Fuel excise should go straight back into our roads
Australian Polity, October 2014 issue Born and bred on the land, I have had a great deal of time to unpack the issue of regional road funding, and road and rail funding more generally.
I had time to consider the issue again on the recent Pollie Pedal, in which we covered more than 1000km of regional NSW roads.
In my electorate of Hume, the Barton Highway between Yass and Canberra is of grave concern. Understandably, the community asks, if we pay our fuel taxes, why can’t we see funding to fix roads in our area?
Meanwhile, our Government has committed to delivering massive infrastructure investment, $50 billion by the end of the decade, the equivalent of eight Snowy River Schemes. Tony Abbott rightly wants to be remembered as an infrastructure Prime Minister and he understands the importance of this investment to creating jobs and driving productivity, particularly as the mining investment boom slows.
This new infrastructure will drive $125 billion of spending across the continent and support the next wave of national prosperity.
We have made significant commitments to additional road and rail funding in the recent budget - $3.7 billion on major roads and highways under the Infrastructure Growth Package, $2.9 billion over 10 years on major road upgrades in western Sydney alone. Of particular importance, we are providing incentives for the States to recycle assets – privatising assets they currently own and reinvesting the proceeds in new roads.
Whilst these are important and constructive policies, we will need to go further to fill the huge infrastructure gap we face. This gap has been estimated at anywhere between $455 billion and $700 billion, almost half of the whole national GDP for one year.

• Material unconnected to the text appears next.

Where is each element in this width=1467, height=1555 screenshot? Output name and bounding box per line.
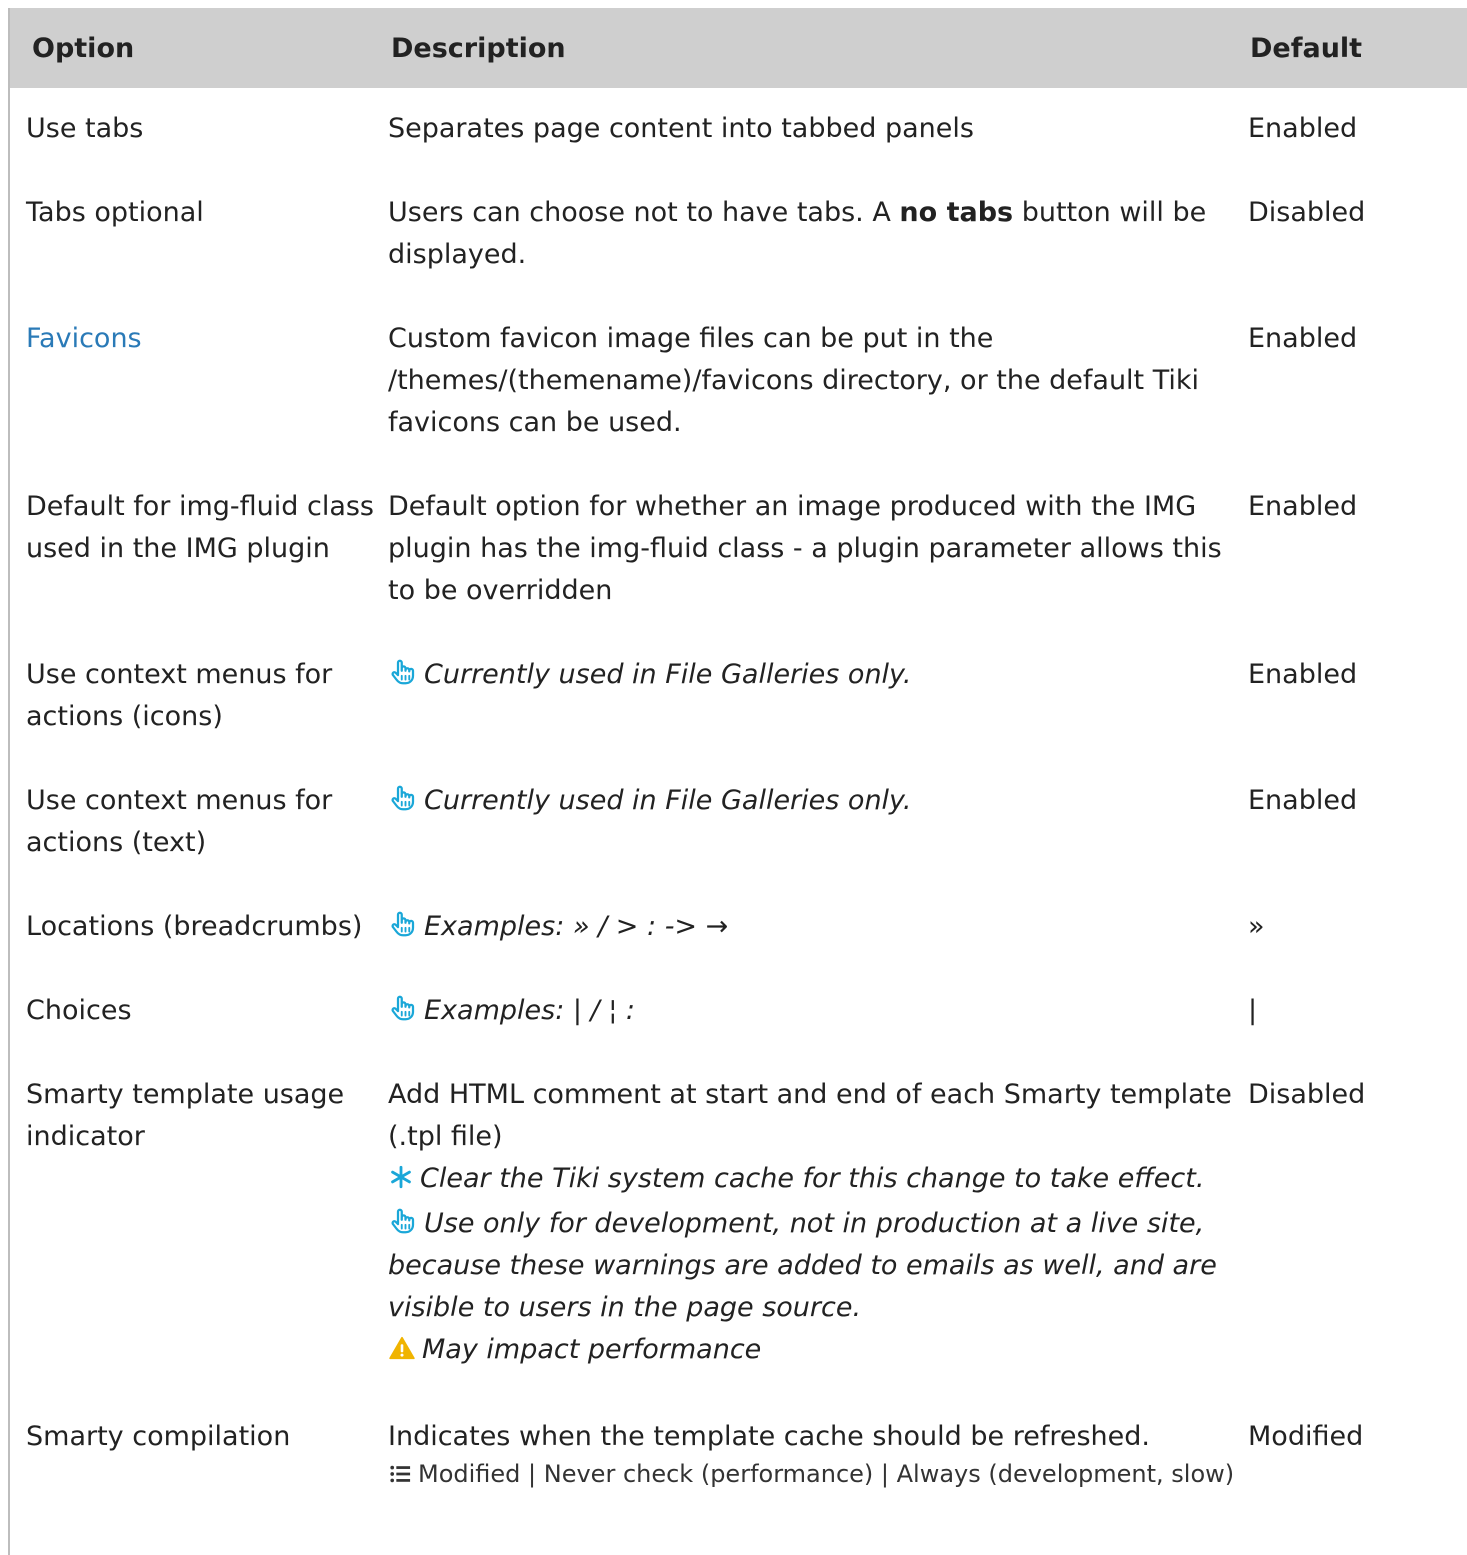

The solution to all of this is remarkably simple - we need a user pays system that guarantees money will go back to the owners of the roads. Remember that almost all infrastructure is now user pays, with payments going back to the infrastructure owner - water, electricity, telecommunications, rail. Why not extend this to roads?
We already have the key elements of a user pays system, paid through our fuel prices. Whether you drive a truck or a car, every one of us pays a certain amount of excise per litre of fuel we purchase.
However, the current system has two major problems.
First, the money collected in fuel excise (and registration fees) doesn’t go directly back to the roads – and it should. We have started to change this in the latest Budget, by hypothecating the increases in the excise, but this is just the beginning. At the moment the owner of the road is not directly paid for their role in building and maintaining the road, whether that’s the local council or the State Government or even the Federal Government. I think we should be doing that. To me, this is the single most important principle we should be talking about here.
The second issue is how that user charge should work. Should it be based on every litre of fuel we buy, or should it be based on the distance we travel or the weight and size of our vehicle? Should we charge more at peak hours in our capital cities, when extra vehicles, particularly trucks, have a big impact on congestion?
Some argue that this would be a new tax for regional Australia and that regional Australia will be paying for it all. Deloitte has done a piece of research quite recently that shows, if we did this right, it would be better for regional areas, not worse.
We all know how much money is going into investment in roads in the cities and it’s all about reducing congestion. If those charges were set so they were higher in the cities to reflect the congestion that’s happening there, Deloitte argues you’d see charges in rural areas dropping, not increasing.
There is no problem with accessibility of technology for this to work well. All you need is GPS tracking and we’ve got that already.
The truckies are correct to say that there are some fairness issues to work through, but the sooner regional politicians, regional leaders and regional communities understand all of this, the more it can be shaped into a form that’s to their interest.
We all agree the current system has not delivered the results we need. We’ve had enough of the fact that at every Budget, someone says we should be charging fuel excise on farmers and miners. I’ve got news for those people – the farmers and miners typically don’t use the roads. Why should they have to pay?
I had time to think on the Pollie Pedal. And as well as being for a great cause (we raised over $700,000 for Carers Australia), seven days straight on a pushbike gave me time to look at the roads.
There’s some ordinary stretches on those long legs around Moree, Bingara, Gunnedah and Coonabarabran, as there are in many regional areas including my electorate. And as we rode over the Blue Mountains into Western Sydney it was clear to me that the roads into and within the capital cities also desperately need extra investment.
Great reforms are often remarkably simple and seem obvious after they are implemented. The benefits are not always apparent up front, but are clear in hindsight. I am sure that in twenty years’ time, a genuine user pays system for our roads will be seen as one such reform.